Madam Speaker, I am pleased to take part in the debate on Bill C-13, an act to establish the Canadian Institutes of Health Research, to repeal the Medical Research Council Act and to make consequential amendments to other acts.
Until this summer I was industry critic for my party. For two years, I had an opportunity to see the representatives of universities, numerous research centres and of course funding councils that came before us. They came to tell us how underfunded research and development was in Canada, and how much the funding had dropped in real terms.
It would be important to look at the major trends in the way support to health research has been distributed. I have here a chart, which I cannot show to the House, but which was provided by the Medical Research Council of Canada. It shows that in Canada, while funding had been increasing by about 10% since 1991, in 1994, shortly after the Liberal Party came to office, this funding started to diminish to the point where it dropped below zero.
Meanwhile, the increase was 30% in France and in excess of 40% in the United States and in the United Kingdom. Other figures show increases of up to 80% in the United States.
The council also told us “public investments in health research have diminished by 10% since 1985, while they went up by 80% in the United States. This gap is increasing every year and is leading us straight to conditions that will prevent us from attracting the best researchers”.
The situation lasted until just about now. Under these conditions, we can only be pleased to finally see money being invested in health research and development. Canada is seriously lagging behind and cannot make up for lost time.
I want to point out that, under these difficult circumstances, Quebec maintained the same level of funding, while Canada's was diminishing.
I do not have the figures for the health sector alone, only for the whole research component, for the research areas funded by the Quebec and federal governments. From 1984-85 to 1996-97, federal funding for these sectors dropped from 55% to 37%, while funding provided by Quebec remained at 23%.
The federal government cut. We can look at various figures, but it cut funding to health research. The Government of Quebec maintained its funding, despite the radical cuts by the federal government of up to 40% in education.
Under these conditions, obviously, and I could not not say this, the fact that money has finally been announced for health, is good news, excellent news. It is late arriving, though, but better late than continuing on this slippery and dangerous slope, which caused research teams to fall apart, with some attracted by the United States, not by salaries or lower taxes, as has been claimed, but primarily because they could have research teams and equipment. So, well done.

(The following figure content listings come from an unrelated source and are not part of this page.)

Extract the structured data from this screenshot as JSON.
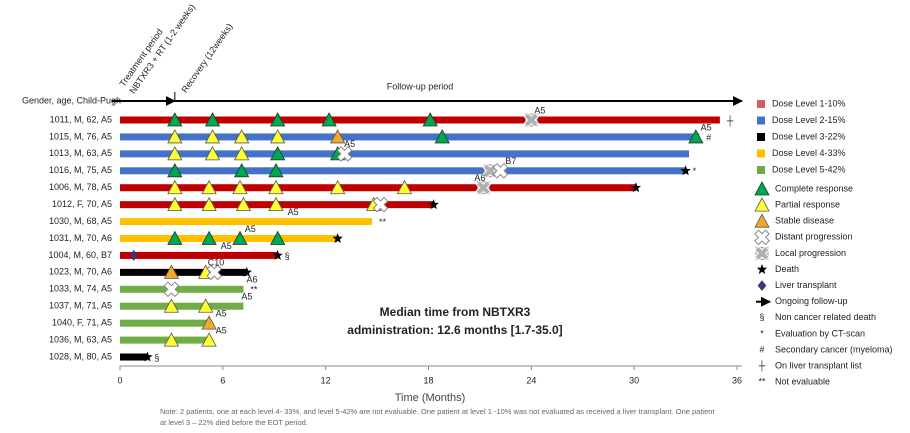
{
  "chart_data": {
    "type": "swimmer",
    "header_label": "Gender, age, Child-Pugh",
    "treatment_period": [
      "Treatment period",
      "NBTXR3 + RT (1-2 weeks)"
    ],
    "recovery": "Recovery (12weeks)",
    "recovery_end": 3.2,
    "followup_label": "Follow-up period",
    "xlabel": "Time (Months)",
    "xlim": [
      0,
      36
    ],
    "xticks": [
      0,
      6,
      12,
      18,
      24,
      30,
      36
    ],
    "median_text": [
      "Median time from NBTXR3",
      "administration:  12.6 months [1.7-35.0]"
    ],
    "note": [
      "Note: 2 patients, one at each level 4- 33%, and level 5-42% are not evaluable. One patient at level 1 -10% was not evaluated as received a liver transplant. One patient",
      "at level 3 – 22% died before the EOT period."
    ],
    "patients": [
      {
        "label": "1011, M, 62, A5",
        "length": 35.0,
        "color": "#c00000",
        "suffix": "┼",
        "markers": [
          {
            "t": 3.2,
            "kind": "complete"
          },
          {
            "t": 5.4,
            "kind": "complete"
          },
          {
            "t": 9.2,
            "kind": "complete"
          },
          {
            "t": 12.2,
            "kind": "complete"
          },
          {
            "t": 18.1,
            "kind": "complete"
          },
          {
            "t": 24.0,
            "kind": "local"
          }
        ],
        "annotations": [
          {
            "t": 24.5,
            "text": "A5"
          }
        ]
      },
      {
        "label": "1015, M, 76, A5",
        "length": 33.8,
        "color": "#4472c4",
        "suffix": "#",
        "markers": [
          {
            "t": 3.2,
            "kind": "partial"
          },
          {
            "t": 5.4,
            "kind": "partial"
          },
          {
            "t": 7.1,
            "kind": "partial"
          },
          {
            "t": 9.2,
            "kind": "partial"
          },
          {
            "t": 12.7,
            "kind": "stable"
          },
          {
            "t": 18.8,
            "kind": "complete"
          },
          {
            "t": 33.6,
            "kind": "complete"
          }
        ],
        "annotations": [
          {
            "t": 34.2,
            "text": "A5"
          }
        ]
      },
      {
        "label": "1013, M, 63, A5",
        "length": 33.2,
        "color": "#4472c4",
        "markers": [
          {
            "t": 3.2,
            "kind": "partial"
          },
          {
            "t": 5.4,
            "kind": "partial"
          },
          {
            "t": 7.1,
            "kind": "partial"
          },
          {
            "t": 9.2,
            "kind": "complete"
          },
          {
            "t": 12.7,
            "kind": "complete"
          },
          {
            "t": 13.1,
            "kind": "distant"
          }
        ],
        "annotations": [
          {
            "t": 13.4,
            "text": "A5"
          }
        ]
      },
      {
        "label": "1016, M, 75, A5",
        "length": 33.0,
        "color": "#4472c4",
        "suffix": "*",
        "markers": [
          {
            "t": 3.2,
            "kind": "complete"
          },
          {
            "t": 7.1,
            "kind": "complete"
          },
          {
            "t": 9.1,
            "kind": "complete"
          },
          {
            "t": 21.6,
            "kind": "local"
          },
          {
            "t": 22.2,
            "kind": "distant"
          },
          {
            "t": 33.0,
            "kind": "death"
          }
        ],
        "annotations": [
          {
            "t": 22.8,
            "text": "B7"
          }
        ]
      },
      {
        "label": "1006, M, 78, A5",
        "length": 30.1,
        "color": "#c00000",
        "markers": [
          {
            "t": 3.2,
            "kind": "partial"
          },
          {
            "t": 5.2,
            "kind": "partial"
          },
          {
            "t": 7.0,
            "kind": "partial"
          },
          {
            "t": 9.1,
            "kind": "partial"
          },
          {
            "t": 12.7,
            "kind": "partial"
          },
          {
            "t": 16.6,
            "kind": "partial"
          },
          {
            "t": 21.2,
            "kind": "local"
          },
          {
            "t": 30.1,
            "kind": "death"
          }
        ],
        "annotations": [
          {
            "t": 21.0,
            "text": "A6"
          }
        ]
      },
      {
        "label": "1012, F, 70, A5",
        "length": 18.3,
        "color": "#c00000",
        "markers": [
          {
            "t": 3.2,
            "kind": "partial"
          },
          {
            "t": 5.2,
            "kind": "partial"
          },
          {
            "t": 7.2,
            "kind": "partial"
          },
          {
            "t": 9.1,
            "kind": "partial"
          },
          {
            "t": 14.8,
            "kind": "partial"
          },
          {
            "t": 15.2,
            "kind": "distant"
          },
          {
            "t": 18.3,
            "kind": "death"
          }
        ],
        "annotations": []
      },
      {
        "label": "1030, M, 68, A5",
        "length": 14.7,
        "color": "#ffc000",
        "suffix": "**",
        "markers": [],
        "annotations": [
          {
            "t": 10.1,
            "text": "A5"
          }
        ]
      },
      {
        "label": "1031, M, 70, A6",
        "length": 12.7,
        "color": "#ffc000",
        "markers": [
          {
            "t": 3.2,
            "kind": "complete"
          },
          {
            "t": 5.2,
            "kind": "complete"
          },
          {
            "t": 7.0,
            "kind": "complete"
          },
          {
            "t": 9.2,
            "kind": "complete"
          },
          {
            "t": 12.7,
            "kind": "death"
          }
        ],
        "annotations": [
          {
            "t": 7.6,
            "text": "A5"
          }
        ]
      },
      {
        "label": "1004, M, 60, B7",
        "length": 9.2,
        "color": "#c00000",
        "suffix": "§",
        "markers": [
          {
            "t": 0.8,
            "kind": "transplant"
          },
          {
            "t": 9.2,
            "kind": "death"
          }
        ],
        "annotations": [
          {
            "t": 6.2,
            "text": "A5"
          }
        ]
      },
      {
        "label": "1023, M, 70, A6",
        "length": 7.4,
        "color": "#000000",
        "markers": [
          {
            "t": 3.0,
            "kind": "stable"
          },
          {
            "t": 5.0,
            "kind": "partial"
          },
          {
            "t": 5.5,
            "kind": "distant"
          },
          {
            "t": 7.4,
            "kind": "death"
          }
        ],
        "annotations": [
          {
            "t": 5.6,
            "text": "C10"
          }
        ]
      },
      {
        "label": "1033, M, 74, A5",
        "length": 7.2,
        "color": "#70ad47",
        "suffix": "**",
        "markers": [
          {
            "t": 3.0,
            "kind": "distant"
          }
        ],
        "annotations": [
          {
            "t": 7.7,
            "text": "A6"
          }
        ]
      },
      {
        "label": "1037, M, 71, A5",
        "length": 7.2,
        "color": "#70ad47",
        "markers": [
          {
            "t": 3.0,
            "kind": "partial"
          },
          {
            "t": 5.0,
            "kind": "partial"
          }
        ],
        "annotations": [
          {
            "t": 7.4,
            "text": "A5"
          }
        ]
      },
      {
        "label": "1040, F, 71, A5",
        "length": 5.3,
        "color": "#70ad47",
        "markers": [
          {
            "t": 5.2,
            "kind": "stable"
          }
        ],
        "annotations": [
          {
            "t": 5.9,
            "text": "A5"
          }
        ]
      },
      {
        "label": "1036, M, 63, A5",
        "length": 5.2,
        "color": "#70ad47",
        "markers": [
          {
            "t": 3.0,
            "kind": "partial"
          },
          {
            "t": 5.2,
            "kind": "partial"
          }
        ],
        "annotations": [
          {
            "t": 5.9,
            "text": "A5"
          }
        ]
      },
      {
        "label": "1028, M, 80, A5",
        "length": 1.6,
        "color": "#000000",
        "suffix": "§",
        "markers": [
          {
            "t": 1.6,
            "kind": "death"
          }
        ],
        "annotations": []
      }
    ],
    "dose_legend": [
      {
        "name": "Dose Level 1-10%",
        "color": "#d65c5c"
      },
      {
        "name": "Dose Level 2-15%",
        "color": "#4472c4"
      },
      {
        "name": "Dose Level 3-22%",
        "color": "#000000"
      },
      {
        "name": "Dose Level 4-33%",
        "color": "#ffc000"
      },
      {
        "name": "Dose Level 5-42%",
        "color": "#70ad47"
      }
    ],
    "symbol_legend": [
      {
        "kind": "complete",
        "label": "Complete response"
      },
      {
        "kind": "partial",
        "label": "Partial response"
      },
      {
        "kind": "stable",
        "label": "Stable disease"
      },
      {
        "kind": "distant",
        "label": "Distant progression"
      },
      {
        "kind": "local",
        "label": "Local progression"
      },
      {
        "kind": "death",
        "label": "Death"
      },
      {
        "kind": "transplant",
        "label": "Liver transplant"
      },
      {
        "kind": "arrow",
        "label": "Ongoing follow-up"
      },
      {
        "symbol": "§",
        "label": "Non cancer related death"
      },
      {
        "symbol": "*",
        "label": "Evaluation by CT-scan"
      },
      {
        "symbol": "#",
        "label": "Secondary cancer (myeloma)"
      },
      {
        "symbol": "┼",
        "label": "On liver transplant list"
      },
      {
        "symbol": "**",
        "label": "Not evaluable"
      }
    ]
  }
}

However, what is the government that has now decided to invest in health doing? It is not doing as it did before, that is, funding specific projects through the funding councils. Since 1993, there has been a new approach, which has now culminated in the health research institutes, the corporation created by this bill, which will create divisions. This is not my word, it is in clause 20. So the CIHR will, in turn, create divisions.
I have a number of concerns, the first being the very real potential for centralization as the bill now stands. Of course, the government can tell us that that is not the bill's intent. It is not what the officials or those who worked on the bill intended. Our responsibility as parliamentarians is to read bills, because we are learning that they can always be useful at some time or another, and even though the government or the minister claims to be acting in good faith, there is always the bill.
So, this institute gives sweeping powers to its governing council, which will establish divisions. The bill says that its responsibility is to maintain and terminate them, so the power is total and absolute, and determine the mandate of each. The council shall create an advisory board for each health research institute and appoint the members of the advisory boards, and it shall appoint a scientific director for each health research institute. Obviously, the governing council will itself be appointed by the federal government.
Compared to the earlier operating structure, I think it fair to say that the bill is trying to improve things. Nonetheless, the autonomy research groups used to have with respect to projects is not at all guaranteed in this bill, as I read it. That is my first concern.
My second is that the government is proposing—and this too is very clear—that an integrated health research agenda be forged. This appears in the objective of the CIHR: “forging an integrated health research agenda across disciplines, sectors and regions that reflects the emerging health needs of Canadians and the evolution of the health system and supports health policy decision-making”.
The result of this objective might even be that the influence of this council on the organization could ultimately have an impact on health in Quebec.
Students will be trained there. Scientists will have their own teams, and we will build a body of knowledge.
There is another thing that is very worrisome, namely that the provinces are considered just like any other scientist or volunteer agency. The government says it will consult them.
One thing is certain, Quebec is not investing enough as it is, because of its dire financial situation, but it still invests in research and universities. A link must be established between the existing teams and the institutes to be created.
Which criteria will be used to choose the people who will create the institutes? Which ones will be established in Quebec, and what will happen to ongoing projects?
This bill raises all kinds of questions, and I know that our distinguished colleague, our health critic, will introduce the amendments we will insist on. After the drastic cuts the government has made in health research, we are not going to sit back; we will ensure that the money goes where it should and as it should.